For the best ginger beer you ever tasted, start with this basic recipe and add extra ingredients to your taste
Good palm sized piece of organic ginger (or more)
2 cups of raw sugar, or raw honey (honey ferments slower)
Juice of half a lemon, or grated rind of half an organic lemon (optional)
4 litres of water
Dice or grate the ginger root, and place it in 2 litres of water. Bring to a boil, then simmer gently for 20 minutes. Strain out the ginger, and pour the liquid into your fermenting vessel. Add the sugar and stir until dissolved, then top up with the additional water. If using raw honey, add the additional water first, and add the honey when the temperature is below 30° C. When the brew is at room temperature, stir in the ginger bug (and lemon if using) and stir vigorously.
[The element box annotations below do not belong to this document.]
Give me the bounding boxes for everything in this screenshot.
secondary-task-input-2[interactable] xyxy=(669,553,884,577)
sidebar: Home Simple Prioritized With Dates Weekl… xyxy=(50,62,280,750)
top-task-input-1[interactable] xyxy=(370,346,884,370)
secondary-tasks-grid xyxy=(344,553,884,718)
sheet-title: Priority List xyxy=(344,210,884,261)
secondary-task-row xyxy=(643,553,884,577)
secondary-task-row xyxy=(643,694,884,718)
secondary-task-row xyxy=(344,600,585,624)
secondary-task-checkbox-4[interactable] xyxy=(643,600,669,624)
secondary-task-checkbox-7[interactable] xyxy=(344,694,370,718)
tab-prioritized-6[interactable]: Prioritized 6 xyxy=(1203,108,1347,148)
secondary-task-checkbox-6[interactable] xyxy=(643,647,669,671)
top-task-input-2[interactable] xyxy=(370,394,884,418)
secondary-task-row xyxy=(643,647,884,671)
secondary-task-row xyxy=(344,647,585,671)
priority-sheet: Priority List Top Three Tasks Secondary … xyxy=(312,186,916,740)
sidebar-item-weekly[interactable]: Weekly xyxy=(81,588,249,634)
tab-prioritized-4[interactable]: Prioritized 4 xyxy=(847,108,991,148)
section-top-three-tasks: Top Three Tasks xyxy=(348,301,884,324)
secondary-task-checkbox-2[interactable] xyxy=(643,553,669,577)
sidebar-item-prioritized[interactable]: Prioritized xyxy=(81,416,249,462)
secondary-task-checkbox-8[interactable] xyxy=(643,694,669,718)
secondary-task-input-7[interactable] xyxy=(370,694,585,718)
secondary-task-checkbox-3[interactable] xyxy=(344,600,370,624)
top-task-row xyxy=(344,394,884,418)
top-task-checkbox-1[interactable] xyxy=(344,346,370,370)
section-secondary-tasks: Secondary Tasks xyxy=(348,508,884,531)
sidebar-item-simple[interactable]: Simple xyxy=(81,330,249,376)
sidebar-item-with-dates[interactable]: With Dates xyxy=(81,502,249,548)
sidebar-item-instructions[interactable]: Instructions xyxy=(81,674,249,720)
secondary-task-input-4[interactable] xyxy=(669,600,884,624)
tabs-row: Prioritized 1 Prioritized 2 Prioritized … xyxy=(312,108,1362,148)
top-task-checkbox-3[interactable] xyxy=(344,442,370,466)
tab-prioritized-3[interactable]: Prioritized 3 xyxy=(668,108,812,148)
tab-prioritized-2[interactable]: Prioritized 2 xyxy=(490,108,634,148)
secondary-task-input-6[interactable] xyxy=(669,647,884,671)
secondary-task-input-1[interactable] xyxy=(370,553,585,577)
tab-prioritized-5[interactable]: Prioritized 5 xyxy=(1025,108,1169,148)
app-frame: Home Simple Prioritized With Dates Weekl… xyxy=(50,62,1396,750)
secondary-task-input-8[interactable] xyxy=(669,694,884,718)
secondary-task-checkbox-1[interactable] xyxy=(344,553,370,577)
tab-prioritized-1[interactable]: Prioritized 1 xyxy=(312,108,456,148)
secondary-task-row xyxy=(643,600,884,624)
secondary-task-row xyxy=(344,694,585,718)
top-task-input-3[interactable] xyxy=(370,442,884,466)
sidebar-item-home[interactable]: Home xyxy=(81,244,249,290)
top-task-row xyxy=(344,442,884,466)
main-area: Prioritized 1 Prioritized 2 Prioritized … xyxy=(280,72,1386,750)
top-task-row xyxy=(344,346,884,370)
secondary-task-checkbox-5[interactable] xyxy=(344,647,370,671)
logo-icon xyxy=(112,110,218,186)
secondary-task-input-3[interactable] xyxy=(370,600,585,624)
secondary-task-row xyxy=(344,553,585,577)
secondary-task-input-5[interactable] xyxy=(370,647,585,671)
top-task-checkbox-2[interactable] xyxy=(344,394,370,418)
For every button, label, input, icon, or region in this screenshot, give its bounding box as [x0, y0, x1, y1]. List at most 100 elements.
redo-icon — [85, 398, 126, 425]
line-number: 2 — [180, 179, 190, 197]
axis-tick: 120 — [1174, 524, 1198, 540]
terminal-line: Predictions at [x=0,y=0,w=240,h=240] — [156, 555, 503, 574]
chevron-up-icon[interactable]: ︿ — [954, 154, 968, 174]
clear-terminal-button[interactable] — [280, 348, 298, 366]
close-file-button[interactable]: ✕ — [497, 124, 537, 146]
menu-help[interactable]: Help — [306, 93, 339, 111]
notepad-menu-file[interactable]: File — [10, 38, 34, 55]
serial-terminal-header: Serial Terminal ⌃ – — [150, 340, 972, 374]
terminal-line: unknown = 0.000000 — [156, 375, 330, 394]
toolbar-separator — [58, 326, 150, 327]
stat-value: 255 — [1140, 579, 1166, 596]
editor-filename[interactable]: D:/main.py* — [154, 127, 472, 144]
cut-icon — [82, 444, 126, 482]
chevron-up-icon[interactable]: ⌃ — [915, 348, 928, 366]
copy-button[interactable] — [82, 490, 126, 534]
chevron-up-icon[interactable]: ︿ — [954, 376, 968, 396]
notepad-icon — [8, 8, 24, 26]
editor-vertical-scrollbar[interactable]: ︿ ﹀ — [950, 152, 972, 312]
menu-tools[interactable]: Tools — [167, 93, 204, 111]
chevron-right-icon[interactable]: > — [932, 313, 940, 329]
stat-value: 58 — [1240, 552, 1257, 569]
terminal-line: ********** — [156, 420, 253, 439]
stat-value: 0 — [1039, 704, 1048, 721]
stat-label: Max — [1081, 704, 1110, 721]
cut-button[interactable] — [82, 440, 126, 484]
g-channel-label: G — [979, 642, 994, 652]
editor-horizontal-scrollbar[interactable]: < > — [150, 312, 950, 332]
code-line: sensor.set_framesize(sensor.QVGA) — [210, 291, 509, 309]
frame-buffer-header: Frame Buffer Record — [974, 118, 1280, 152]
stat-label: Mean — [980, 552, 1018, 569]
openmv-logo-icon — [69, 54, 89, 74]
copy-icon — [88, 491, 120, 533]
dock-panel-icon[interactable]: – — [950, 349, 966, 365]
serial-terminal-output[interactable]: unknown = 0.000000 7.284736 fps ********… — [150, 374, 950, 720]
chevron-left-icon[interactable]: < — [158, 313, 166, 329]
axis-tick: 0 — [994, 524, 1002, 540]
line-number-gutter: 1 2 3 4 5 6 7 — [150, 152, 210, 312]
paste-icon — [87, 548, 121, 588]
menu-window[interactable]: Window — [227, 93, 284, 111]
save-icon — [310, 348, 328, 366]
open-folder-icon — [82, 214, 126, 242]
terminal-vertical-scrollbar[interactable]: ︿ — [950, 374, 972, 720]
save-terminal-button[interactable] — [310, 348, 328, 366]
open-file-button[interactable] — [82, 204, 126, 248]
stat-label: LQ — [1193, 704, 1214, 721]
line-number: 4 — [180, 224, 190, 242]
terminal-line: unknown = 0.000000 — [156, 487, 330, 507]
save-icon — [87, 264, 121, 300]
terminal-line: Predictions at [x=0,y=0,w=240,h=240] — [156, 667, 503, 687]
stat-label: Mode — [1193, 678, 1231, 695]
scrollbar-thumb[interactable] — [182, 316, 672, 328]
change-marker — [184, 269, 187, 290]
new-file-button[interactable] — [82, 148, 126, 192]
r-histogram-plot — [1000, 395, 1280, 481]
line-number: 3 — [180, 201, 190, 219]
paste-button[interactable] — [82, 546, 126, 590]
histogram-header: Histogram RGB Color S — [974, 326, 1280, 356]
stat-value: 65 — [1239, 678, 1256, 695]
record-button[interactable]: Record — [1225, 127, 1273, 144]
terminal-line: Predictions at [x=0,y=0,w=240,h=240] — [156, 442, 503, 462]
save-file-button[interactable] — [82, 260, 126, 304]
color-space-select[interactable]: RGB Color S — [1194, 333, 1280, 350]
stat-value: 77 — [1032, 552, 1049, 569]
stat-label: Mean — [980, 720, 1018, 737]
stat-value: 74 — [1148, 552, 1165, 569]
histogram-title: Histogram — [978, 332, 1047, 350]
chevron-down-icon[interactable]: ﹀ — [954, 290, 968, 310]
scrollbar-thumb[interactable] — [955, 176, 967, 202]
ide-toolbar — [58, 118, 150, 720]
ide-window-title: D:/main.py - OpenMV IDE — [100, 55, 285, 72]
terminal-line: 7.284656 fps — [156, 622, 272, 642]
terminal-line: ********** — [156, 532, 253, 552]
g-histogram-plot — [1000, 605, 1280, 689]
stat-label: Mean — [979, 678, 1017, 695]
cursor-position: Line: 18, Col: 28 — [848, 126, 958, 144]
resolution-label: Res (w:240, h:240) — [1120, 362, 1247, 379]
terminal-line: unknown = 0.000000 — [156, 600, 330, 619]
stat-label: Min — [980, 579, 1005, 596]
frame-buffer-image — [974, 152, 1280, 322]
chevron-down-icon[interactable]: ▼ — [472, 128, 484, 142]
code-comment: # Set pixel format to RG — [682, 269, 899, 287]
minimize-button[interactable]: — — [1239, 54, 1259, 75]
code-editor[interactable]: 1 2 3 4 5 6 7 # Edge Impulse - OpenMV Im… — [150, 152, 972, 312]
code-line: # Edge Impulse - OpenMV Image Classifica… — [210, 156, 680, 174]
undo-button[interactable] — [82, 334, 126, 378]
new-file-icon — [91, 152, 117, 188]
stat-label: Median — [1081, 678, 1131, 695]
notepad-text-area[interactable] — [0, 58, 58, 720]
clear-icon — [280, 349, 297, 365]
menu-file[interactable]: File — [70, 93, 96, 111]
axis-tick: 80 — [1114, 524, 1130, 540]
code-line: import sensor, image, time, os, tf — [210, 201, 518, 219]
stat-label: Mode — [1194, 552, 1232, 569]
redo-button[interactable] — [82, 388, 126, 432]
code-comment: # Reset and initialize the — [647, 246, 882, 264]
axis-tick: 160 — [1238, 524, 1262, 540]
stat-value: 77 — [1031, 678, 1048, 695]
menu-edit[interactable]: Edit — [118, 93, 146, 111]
Stir often until the brew is bubbling away when you are not stirring it. When this occurs, bottle straight away for non-alcoholic ginger beer, or leave to ferment for longer for an alcoholic drink. Bottles should only be left out the fridge for a few days, as excessive carbonation can lead to explosions. If making a lot, bottle one in plastic so the bottle can be squeezed. When the sides no longer give with ease, transfer to cold storage. Drink quickly; fermentation is only slowed by refrigeration, not stopped.
Try also half and half ginger/turmeric for a good, sharp tasting tonic, even add horseradish if you are adventurous. The ginger beer shown above also has turmeric root and juniper berries. The one I have brewing now has ginger, turmeric, lemon myrtle and Australian native sarsaparilla. Be bold with flavours, the ginger holds it all together!